Up to that point, Kurvers had been facing the ordeal of chemotherapy and/or radiation as the methods to impede the growth of the cancer. But Kurvers’ doctors found he qualified for Tagrisso – a simple pill-a-day therapy designed to hinder the growth of the cancer and reduce the size of the tumor.
“When we found out that he could take that drug, he won the lottery,” Heather Kurvers said. “He won the billion-dollar prize because such a small percentage of people can take that drug. It literally just brought you to your knees because it lifted such a burden off of our backs.”
Less than a year later, Kurvers is back on the road and can often be found sitting in the press box at Wells Fargo Arena, watching the Iowa Wild play.
So far, the team has played well, largely the result of Minnesota’s ability to improve the depth of the Iowa team – something the organization didn’t have last year.
The medical reports on his cancer are positive as well. The drug has worked so well, the Wild’s team physician told Kurvers an X-Ray of his lung showed the size of the tumor had been greatly reduced almost to nothing.

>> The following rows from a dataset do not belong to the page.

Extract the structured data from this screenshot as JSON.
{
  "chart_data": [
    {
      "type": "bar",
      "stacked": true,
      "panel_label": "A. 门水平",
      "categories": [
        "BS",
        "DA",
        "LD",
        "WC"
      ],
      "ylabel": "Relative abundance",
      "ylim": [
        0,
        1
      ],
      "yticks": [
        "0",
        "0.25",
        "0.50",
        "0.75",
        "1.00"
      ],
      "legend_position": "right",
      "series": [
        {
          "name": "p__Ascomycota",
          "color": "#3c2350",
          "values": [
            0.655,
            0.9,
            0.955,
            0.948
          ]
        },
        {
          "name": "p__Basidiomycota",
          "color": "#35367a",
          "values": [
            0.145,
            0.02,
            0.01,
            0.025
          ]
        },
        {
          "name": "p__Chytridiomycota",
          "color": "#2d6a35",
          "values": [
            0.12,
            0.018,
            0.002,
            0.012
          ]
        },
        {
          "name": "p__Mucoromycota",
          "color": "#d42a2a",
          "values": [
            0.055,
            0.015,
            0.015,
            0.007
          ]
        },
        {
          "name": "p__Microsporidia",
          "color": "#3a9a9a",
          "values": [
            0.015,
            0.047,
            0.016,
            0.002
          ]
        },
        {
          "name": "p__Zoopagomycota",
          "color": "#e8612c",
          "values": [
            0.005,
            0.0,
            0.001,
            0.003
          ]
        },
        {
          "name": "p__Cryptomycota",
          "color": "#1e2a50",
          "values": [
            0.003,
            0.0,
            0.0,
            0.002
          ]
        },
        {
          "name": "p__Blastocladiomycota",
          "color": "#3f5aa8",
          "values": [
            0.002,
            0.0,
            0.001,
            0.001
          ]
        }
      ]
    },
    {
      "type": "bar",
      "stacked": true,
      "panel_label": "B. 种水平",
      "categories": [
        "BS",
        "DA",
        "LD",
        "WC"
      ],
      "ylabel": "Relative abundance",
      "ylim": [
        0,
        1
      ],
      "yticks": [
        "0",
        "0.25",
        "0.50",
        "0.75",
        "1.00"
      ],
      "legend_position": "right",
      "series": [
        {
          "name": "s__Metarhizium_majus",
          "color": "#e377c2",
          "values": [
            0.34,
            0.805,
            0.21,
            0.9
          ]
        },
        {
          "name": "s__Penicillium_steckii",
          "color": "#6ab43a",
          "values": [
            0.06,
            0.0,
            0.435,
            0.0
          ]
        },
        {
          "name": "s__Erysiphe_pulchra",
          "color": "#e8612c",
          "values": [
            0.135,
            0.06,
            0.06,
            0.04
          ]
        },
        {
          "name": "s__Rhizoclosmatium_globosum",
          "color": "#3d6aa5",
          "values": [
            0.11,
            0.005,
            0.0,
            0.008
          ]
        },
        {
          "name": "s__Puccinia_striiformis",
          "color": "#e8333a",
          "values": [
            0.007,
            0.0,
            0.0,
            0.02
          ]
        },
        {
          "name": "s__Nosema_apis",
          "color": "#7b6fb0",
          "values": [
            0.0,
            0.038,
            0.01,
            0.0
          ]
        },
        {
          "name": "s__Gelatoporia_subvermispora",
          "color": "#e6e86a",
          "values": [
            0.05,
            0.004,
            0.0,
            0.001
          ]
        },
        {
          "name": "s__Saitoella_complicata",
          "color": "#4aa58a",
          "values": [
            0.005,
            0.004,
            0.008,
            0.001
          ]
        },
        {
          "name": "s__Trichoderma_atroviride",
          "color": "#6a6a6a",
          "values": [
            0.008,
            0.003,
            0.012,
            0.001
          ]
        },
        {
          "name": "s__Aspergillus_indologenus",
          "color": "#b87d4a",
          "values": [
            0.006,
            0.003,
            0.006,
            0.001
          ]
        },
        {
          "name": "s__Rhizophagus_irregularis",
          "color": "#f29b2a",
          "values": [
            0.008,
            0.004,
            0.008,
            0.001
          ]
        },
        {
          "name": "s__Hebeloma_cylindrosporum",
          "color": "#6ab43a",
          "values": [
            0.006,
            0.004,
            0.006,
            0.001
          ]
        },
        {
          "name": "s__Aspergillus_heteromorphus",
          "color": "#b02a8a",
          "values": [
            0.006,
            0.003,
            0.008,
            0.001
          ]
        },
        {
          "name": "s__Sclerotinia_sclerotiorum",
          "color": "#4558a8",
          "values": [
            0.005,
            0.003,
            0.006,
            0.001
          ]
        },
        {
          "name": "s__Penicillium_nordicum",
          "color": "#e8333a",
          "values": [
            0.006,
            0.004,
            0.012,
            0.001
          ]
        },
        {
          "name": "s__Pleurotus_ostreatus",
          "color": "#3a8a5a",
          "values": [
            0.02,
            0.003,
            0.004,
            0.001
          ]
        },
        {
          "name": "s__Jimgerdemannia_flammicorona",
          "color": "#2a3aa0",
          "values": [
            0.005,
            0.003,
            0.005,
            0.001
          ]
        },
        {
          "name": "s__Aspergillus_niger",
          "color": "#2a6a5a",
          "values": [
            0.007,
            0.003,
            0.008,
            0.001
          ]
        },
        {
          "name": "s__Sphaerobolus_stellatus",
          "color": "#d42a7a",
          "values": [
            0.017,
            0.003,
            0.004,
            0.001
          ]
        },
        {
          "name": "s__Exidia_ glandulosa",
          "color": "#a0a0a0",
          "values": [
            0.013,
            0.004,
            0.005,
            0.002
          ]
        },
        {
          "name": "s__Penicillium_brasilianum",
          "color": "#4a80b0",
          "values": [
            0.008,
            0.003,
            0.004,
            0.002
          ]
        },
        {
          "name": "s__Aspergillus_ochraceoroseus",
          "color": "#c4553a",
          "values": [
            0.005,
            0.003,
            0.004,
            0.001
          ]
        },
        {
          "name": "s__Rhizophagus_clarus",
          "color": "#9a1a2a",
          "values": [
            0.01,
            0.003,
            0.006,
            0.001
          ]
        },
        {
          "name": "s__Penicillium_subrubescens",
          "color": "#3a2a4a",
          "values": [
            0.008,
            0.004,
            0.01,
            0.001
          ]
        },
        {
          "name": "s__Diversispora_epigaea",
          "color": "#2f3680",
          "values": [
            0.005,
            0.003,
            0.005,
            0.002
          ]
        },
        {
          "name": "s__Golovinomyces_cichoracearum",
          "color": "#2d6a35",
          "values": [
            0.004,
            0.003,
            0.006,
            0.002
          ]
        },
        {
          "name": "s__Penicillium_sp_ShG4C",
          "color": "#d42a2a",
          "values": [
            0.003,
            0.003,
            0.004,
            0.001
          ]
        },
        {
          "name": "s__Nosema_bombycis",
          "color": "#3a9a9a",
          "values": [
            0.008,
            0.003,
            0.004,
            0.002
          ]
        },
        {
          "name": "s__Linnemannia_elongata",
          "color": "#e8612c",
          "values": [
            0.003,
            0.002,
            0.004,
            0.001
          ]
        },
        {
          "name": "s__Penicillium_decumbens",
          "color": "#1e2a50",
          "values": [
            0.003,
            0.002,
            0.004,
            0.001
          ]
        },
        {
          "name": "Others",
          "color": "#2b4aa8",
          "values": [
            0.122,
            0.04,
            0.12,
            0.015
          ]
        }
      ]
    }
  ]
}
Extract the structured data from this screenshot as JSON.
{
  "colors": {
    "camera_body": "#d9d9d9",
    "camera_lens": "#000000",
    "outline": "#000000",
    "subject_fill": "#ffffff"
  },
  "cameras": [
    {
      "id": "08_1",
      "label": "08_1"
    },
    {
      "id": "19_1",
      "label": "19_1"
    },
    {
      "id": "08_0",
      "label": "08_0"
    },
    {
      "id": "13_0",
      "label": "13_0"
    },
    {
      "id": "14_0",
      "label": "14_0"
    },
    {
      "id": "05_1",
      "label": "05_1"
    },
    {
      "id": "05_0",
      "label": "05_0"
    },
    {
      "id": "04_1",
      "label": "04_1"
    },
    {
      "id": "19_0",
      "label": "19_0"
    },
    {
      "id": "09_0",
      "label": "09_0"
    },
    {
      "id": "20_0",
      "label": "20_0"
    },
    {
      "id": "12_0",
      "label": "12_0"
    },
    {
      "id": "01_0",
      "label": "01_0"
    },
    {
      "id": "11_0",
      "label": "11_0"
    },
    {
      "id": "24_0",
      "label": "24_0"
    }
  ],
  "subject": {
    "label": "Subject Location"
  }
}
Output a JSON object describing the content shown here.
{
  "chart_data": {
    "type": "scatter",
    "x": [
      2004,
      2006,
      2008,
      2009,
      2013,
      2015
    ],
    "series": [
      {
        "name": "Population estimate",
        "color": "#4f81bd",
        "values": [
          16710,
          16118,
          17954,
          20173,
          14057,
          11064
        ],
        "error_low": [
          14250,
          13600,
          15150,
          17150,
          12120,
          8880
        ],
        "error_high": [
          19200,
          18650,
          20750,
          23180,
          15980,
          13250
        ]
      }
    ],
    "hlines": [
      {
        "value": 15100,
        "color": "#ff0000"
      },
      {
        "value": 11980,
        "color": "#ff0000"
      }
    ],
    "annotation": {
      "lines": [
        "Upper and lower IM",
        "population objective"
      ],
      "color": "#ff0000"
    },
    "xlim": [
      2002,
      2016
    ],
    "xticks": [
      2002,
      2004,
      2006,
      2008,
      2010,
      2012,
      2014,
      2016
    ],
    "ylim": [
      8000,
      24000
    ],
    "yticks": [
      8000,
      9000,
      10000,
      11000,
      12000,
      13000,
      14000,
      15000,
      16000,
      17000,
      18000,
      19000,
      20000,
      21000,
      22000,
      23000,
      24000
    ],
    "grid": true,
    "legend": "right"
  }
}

Kurvers has experienced side effects because the pill has lowered his immunities to other infections. He recently had been battling an ear infection and shingles.
But the experience of fighting cancer and the support he received from friends and family taught him the value of expressing greater concern for others, he said.
“I'm quicker to let someone know that I'm thinking about them and I’m more ready to act on those thoughts than I used to,” he said. “I’ve also learned how to respond to the many folks who still reach out to me.”
Kurvers said it takes just two sentences.
“Feeling great, scans were great in August, next scans in December. Feeling great.”